I logged back into my groovy white screen and did the F2, gnome-terminal, and did
xgl-switch --disable-xgl
I tried rebooting from gnome terminal but it was a little hard since I’m basically guessing what I’m really typing and what shows up on the screen. Did I mention that I’m not an expert with Linux??? I couldn’t do anything really. I hit ctrl, alt, and backspace (x2) to get back into log in.
I logged back into the white screen.
I restart and enter CLI. I follow the directions for Level 3 and try the same code to switch off compiz. I try restarting and the CLI doesn’t recognize the command(s). I tried
restart -h
shutdown -h now
and various combinations to get the laptop to at least shutdown. I somehow manage to shut it down and restart. I log back into my account hoping by some miracle I did something right.
I get the white screen.
I’m pretty desperate by this point and go through the previous posts and go to the link provided by Confuseling. I read through them and get to the section of gnome .bak
I try what I think is rolling back gnome. The linked post had four different lines of code. I go through each one and only two of them don’t get an unrecognized or cannot find blah blah blah.
Anyway. After restarting I still get the white screen.
I really don’t know what else to do. I was hoping there was something in the livedvd that could repair the suse partition. That would be groovier than that ugly white screen!
Pause the boot by moving the down arrow, then back up to the default boot. But now press backspace, it should delete any text where you can see: vga=0x…
Remove all text and now type just the number: 3
and hit enter
at the login type your user name and then password
now type: su
then the root password
now type this:
sax2 -r -m 0=vesa
(N.B. the 0 is a zero not a letter)
now reboot: type: reboot
if you don’t get a gui login
login as user at cli and try this at the cli
startx
Caf. I tried again. Same white screen. There was a box that popped up after the sax loading.
It asked if I wanted to keep the current settings or reconfigure. I went with the current. After which I rebooted.
Same white screen.
I had to take a break! I also had some studying to do (while listening to some good music) which took my mind off of Suse
I did the blind gnome terminal commands and got a peek at what’s hiding behind that white slate. My desktop reverted back to the green background. Unfortunately this is a dead-end. One cannot change anything in the no-metacity state.
No choice but to reboot and try the sax2 again but choose the “change configuration” tab. Everything looked fine. Things were also grayed out such as the enable 3d accel tab. I left it as is and saved. Rebooted and the white screen again.

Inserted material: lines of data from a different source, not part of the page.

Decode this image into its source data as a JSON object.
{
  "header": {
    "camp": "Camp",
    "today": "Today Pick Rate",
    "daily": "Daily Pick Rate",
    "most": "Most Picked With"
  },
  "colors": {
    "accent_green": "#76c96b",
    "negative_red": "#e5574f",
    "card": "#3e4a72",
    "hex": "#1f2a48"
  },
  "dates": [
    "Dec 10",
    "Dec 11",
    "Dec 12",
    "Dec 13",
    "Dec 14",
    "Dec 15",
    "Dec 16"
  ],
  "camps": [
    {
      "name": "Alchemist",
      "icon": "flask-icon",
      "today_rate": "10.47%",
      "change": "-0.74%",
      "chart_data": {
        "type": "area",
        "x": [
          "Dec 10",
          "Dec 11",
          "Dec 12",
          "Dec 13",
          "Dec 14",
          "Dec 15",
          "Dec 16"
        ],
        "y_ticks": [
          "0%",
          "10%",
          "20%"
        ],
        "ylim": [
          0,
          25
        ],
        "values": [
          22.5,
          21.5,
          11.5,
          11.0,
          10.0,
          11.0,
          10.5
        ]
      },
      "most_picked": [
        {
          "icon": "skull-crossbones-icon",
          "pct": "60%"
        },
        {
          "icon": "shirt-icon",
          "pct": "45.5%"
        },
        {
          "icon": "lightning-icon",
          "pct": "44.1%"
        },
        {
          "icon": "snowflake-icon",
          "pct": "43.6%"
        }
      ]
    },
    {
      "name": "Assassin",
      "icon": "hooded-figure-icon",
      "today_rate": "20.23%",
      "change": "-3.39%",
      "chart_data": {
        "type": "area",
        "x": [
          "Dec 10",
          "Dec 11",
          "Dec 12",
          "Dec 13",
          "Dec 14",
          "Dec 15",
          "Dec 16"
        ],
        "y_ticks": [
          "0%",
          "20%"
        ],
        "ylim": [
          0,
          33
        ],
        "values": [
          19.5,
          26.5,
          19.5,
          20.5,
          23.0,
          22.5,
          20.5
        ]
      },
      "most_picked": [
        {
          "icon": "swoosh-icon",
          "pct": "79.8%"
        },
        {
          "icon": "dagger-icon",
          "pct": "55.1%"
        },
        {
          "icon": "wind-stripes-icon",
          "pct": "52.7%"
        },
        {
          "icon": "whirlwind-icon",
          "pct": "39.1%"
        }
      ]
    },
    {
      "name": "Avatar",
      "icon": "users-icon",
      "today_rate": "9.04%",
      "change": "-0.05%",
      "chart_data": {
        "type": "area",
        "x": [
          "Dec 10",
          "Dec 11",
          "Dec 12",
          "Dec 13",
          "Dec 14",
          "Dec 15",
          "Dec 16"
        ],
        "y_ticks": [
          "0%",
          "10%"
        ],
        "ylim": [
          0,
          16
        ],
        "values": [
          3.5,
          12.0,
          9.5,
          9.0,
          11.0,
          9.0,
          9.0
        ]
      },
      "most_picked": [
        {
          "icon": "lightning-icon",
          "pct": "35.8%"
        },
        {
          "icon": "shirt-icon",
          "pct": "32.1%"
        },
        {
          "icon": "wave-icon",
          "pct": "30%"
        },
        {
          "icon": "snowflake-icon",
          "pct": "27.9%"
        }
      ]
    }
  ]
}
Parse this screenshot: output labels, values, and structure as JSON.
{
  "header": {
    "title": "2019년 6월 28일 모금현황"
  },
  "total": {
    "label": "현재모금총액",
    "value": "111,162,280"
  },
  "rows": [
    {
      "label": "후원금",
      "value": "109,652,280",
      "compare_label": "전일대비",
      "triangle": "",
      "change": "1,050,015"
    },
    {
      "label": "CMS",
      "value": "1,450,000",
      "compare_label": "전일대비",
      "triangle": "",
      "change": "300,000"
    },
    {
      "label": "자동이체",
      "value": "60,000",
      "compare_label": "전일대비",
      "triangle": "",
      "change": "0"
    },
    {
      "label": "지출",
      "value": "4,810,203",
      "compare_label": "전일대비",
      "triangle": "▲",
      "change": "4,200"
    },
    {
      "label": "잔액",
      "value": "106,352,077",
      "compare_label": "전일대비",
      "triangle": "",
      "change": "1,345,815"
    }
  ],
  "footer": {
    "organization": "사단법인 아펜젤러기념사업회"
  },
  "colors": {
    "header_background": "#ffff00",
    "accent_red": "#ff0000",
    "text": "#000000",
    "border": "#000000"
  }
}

I’m relieved I got dual-boot going on here! I can’t imagine what would happen if I only had one OS on here! Needless to say I hope someone sees this thread and can make a miracle happen for me. I sure hate to give up on Suse. I liked the speed, clean layouts, and customization this distro offered.
Move the mouse pointer over the screen, when you get the cursor pointer, click, the cursor will be on the terminal.Then type blindly, metacity --replace& and then press enter. Within a few sec, the malfunctioning window manager will be replaced with metacity.